Renfro faces the death penalty if found guilty.

At a previous hearing, Seattle-based attorney Mark Larranaga was put forward by the public-defender’s office to serve as the lead attorney in the case. However, Haynes was concerned about delaying the case because Larranaga is unavailable to represent Renfro until early 2018.

Haynes asked Kootenai County Public Defender Linda Paine to seek out any Idaho attorneys who have been qualified by the state’s supreme court to serve as lead counsel in a death penalty case. Paine found two, Caldwell-based defense attorney Scott Fouser and Twin-Falls based defense attorney Keith Roark.

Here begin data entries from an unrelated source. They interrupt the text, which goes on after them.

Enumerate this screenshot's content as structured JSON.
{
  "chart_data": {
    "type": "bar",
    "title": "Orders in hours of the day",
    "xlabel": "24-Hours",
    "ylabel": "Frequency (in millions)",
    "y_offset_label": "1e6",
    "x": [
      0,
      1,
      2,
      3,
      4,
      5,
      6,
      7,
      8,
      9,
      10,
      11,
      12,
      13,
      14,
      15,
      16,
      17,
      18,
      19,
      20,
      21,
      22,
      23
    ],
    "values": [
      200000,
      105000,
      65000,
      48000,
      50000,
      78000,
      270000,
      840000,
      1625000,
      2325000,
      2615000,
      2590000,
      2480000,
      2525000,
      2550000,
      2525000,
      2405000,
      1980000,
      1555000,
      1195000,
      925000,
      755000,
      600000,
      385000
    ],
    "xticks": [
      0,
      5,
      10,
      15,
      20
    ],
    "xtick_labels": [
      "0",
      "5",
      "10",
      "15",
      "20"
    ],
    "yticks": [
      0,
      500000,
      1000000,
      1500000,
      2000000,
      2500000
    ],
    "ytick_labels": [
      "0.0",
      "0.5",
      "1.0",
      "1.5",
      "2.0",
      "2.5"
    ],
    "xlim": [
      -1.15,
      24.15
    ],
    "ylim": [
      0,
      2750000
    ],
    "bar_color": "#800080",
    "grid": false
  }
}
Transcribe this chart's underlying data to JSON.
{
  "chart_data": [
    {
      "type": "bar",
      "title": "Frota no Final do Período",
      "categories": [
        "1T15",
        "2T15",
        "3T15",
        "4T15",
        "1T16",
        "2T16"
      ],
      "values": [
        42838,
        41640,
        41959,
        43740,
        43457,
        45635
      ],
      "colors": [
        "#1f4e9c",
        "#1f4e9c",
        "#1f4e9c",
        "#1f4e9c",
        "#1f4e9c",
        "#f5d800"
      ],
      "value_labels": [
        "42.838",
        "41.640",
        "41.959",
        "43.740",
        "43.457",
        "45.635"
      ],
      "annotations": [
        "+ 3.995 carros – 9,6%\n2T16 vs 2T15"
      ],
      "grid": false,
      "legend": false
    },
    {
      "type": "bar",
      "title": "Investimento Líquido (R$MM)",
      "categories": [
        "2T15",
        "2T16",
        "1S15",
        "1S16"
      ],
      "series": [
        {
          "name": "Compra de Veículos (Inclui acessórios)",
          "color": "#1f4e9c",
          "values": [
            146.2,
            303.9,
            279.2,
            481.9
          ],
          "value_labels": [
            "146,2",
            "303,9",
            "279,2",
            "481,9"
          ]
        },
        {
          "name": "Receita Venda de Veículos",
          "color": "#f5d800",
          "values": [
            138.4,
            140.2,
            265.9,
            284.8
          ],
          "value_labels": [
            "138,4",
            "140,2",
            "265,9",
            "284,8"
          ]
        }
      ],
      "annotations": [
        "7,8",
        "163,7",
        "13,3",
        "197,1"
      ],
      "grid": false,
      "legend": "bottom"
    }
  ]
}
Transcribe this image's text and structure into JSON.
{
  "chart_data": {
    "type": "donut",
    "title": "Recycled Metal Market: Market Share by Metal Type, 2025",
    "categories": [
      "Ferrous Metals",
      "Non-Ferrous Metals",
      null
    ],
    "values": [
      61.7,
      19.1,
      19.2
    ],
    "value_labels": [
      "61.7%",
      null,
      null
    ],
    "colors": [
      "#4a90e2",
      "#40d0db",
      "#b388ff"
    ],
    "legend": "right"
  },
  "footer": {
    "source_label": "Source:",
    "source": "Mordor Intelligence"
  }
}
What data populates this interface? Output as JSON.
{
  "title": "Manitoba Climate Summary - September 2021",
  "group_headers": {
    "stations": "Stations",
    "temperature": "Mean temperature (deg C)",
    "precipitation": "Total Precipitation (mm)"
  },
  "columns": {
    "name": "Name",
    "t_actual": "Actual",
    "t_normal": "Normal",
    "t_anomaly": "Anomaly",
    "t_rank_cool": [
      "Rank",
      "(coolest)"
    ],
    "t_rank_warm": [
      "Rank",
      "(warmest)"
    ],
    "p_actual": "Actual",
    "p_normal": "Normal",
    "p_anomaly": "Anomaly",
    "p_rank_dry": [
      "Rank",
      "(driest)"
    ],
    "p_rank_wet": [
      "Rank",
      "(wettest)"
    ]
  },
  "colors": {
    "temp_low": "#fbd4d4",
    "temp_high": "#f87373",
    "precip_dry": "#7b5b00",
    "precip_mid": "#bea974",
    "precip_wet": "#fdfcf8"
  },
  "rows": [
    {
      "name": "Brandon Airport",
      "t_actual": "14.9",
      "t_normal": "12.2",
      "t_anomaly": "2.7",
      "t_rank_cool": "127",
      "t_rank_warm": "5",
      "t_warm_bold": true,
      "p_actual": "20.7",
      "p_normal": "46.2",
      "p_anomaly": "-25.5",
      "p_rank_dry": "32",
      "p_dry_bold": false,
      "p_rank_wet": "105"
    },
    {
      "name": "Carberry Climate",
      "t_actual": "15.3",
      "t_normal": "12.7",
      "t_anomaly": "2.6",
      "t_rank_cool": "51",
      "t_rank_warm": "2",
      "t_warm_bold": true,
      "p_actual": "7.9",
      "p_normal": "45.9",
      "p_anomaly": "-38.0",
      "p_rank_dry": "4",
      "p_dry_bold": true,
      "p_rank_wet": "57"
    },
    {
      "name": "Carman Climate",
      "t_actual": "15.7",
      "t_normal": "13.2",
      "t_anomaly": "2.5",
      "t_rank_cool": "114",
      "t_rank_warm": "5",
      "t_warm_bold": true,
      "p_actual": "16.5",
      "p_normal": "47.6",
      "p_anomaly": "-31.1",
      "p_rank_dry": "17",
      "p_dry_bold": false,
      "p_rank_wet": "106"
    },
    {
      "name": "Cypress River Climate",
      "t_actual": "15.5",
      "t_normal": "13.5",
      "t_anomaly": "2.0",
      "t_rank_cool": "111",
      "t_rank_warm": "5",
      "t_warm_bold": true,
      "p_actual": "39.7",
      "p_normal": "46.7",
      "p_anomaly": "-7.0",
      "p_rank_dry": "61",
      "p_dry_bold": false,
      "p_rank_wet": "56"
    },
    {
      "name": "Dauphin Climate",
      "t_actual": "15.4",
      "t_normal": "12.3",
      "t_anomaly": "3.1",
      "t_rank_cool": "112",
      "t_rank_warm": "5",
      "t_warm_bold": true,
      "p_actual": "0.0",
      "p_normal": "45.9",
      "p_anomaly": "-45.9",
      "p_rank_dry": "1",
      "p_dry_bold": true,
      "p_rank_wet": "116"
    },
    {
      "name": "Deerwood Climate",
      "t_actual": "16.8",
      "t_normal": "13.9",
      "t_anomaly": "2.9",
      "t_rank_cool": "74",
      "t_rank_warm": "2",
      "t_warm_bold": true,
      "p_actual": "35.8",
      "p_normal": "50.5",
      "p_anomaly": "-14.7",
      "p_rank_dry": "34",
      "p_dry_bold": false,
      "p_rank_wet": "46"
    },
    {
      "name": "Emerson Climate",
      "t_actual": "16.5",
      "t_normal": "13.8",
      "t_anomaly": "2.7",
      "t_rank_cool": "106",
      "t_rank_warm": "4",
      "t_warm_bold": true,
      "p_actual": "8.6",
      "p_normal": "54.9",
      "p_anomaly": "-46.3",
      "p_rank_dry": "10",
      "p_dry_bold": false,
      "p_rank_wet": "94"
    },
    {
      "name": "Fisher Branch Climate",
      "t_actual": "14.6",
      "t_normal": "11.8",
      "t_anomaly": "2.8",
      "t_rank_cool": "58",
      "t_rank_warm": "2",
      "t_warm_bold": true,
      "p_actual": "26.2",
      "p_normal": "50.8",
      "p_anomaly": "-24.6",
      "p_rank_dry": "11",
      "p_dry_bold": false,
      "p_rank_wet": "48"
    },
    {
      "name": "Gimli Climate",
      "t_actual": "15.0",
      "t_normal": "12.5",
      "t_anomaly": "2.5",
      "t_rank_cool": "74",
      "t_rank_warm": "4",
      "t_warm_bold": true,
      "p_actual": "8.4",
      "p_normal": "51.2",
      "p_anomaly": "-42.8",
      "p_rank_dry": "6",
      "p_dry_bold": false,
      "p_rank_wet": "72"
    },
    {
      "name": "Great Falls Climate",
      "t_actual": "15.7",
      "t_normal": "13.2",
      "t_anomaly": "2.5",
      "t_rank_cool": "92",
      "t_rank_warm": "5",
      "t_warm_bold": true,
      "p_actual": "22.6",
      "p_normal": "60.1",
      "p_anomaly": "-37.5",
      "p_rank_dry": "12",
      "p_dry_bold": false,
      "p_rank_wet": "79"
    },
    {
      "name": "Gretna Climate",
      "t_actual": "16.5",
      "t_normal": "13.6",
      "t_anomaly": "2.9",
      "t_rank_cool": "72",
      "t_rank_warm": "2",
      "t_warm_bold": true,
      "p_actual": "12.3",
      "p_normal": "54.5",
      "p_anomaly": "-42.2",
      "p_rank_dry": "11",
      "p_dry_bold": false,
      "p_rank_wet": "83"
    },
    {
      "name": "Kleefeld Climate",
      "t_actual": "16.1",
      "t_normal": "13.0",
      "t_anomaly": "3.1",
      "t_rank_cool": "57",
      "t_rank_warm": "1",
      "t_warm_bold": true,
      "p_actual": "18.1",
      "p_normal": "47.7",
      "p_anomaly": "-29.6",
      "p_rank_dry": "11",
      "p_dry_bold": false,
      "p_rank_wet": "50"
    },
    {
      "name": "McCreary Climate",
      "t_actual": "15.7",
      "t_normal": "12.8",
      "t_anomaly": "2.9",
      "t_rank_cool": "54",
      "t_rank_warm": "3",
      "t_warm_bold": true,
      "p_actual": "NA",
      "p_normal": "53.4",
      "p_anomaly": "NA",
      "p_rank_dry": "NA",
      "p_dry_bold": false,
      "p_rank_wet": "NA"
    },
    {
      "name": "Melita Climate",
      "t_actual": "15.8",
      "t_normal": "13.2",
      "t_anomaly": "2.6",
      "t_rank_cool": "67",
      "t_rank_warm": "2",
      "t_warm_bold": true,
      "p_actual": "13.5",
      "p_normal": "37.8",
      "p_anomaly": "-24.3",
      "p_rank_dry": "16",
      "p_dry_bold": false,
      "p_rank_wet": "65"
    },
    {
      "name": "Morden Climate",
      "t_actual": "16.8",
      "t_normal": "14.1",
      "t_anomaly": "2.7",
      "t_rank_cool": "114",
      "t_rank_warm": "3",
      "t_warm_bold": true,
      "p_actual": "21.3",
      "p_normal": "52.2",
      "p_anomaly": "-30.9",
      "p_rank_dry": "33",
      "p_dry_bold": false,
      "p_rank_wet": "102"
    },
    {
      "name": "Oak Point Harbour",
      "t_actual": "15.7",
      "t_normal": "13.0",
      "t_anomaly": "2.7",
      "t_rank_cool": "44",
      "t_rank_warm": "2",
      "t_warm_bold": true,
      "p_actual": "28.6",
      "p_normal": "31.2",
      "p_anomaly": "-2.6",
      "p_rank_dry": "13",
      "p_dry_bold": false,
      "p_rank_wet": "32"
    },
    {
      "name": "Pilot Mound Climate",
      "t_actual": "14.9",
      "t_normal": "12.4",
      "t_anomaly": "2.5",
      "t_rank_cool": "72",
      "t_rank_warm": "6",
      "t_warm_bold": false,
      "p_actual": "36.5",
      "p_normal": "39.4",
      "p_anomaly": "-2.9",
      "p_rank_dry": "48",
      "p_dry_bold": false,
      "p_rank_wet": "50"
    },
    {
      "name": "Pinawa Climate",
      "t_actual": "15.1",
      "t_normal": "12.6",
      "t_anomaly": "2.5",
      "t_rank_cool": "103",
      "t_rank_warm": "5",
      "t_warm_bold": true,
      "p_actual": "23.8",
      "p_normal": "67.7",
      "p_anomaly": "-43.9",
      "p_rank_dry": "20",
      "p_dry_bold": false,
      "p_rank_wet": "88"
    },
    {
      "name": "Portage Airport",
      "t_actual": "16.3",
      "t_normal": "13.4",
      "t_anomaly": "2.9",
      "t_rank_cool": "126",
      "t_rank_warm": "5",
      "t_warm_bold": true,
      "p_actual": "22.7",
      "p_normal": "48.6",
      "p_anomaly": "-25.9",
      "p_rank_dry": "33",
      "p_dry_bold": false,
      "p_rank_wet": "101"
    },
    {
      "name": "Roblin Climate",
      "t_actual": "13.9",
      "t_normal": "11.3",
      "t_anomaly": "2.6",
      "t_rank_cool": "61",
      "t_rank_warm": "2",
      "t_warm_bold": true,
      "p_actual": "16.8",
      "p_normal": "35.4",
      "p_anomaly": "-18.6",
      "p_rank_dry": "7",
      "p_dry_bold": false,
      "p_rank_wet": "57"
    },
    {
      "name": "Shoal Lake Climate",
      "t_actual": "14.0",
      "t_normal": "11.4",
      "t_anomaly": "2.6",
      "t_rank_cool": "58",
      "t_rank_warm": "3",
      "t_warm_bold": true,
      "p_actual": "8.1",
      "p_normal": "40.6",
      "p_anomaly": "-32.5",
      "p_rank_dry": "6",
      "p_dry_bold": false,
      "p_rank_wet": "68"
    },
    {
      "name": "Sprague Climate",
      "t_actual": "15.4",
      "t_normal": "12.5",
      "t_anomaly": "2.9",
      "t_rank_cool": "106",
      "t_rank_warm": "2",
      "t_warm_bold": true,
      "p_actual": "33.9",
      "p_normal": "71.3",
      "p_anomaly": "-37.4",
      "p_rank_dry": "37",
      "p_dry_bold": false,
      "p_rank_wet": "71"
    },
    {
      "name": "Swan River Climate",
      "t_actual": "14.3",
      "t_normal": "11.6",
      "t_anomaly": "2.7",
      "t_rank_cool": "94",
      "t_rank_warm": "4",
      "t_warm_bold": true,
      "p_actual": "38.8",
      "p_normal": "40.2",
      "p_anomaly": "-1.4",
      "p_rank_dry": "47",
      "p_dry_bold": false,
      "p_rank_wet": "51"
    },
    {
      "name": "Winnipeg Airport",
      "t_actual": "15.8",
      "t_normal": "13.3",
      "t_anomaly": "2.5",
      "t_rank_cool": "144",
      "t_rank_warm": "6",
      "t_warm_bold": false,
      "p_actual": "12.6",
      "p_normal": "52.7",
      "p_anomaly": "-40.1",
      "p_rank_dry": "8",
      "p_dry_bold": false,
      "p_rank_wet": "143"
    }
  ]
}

Both attorneys were in the courtroom at the Kootenai County jail on Friday, and briefly spoke with Haynes about their availability. Fouser and Roark said they would be able to represent Renfro at the end of July, but both attorneys added they need time to prepare.

“I don’t know any trial attorney who doesn’t prefer to do things later rather than sooner, for that reason,” Roark said.

Haynes said it was not necessary for him to appoint either attorney as lead counsel, and left the matter to Renfro and the public defender’s office. Paine said she could submit their selection by Tuesday.

The jury trial will begin on July 31. Haynes estimated it will take five to eight weeks.

After the hearing, Roark and Fouser shook hands with and introduced themselves to Renfro.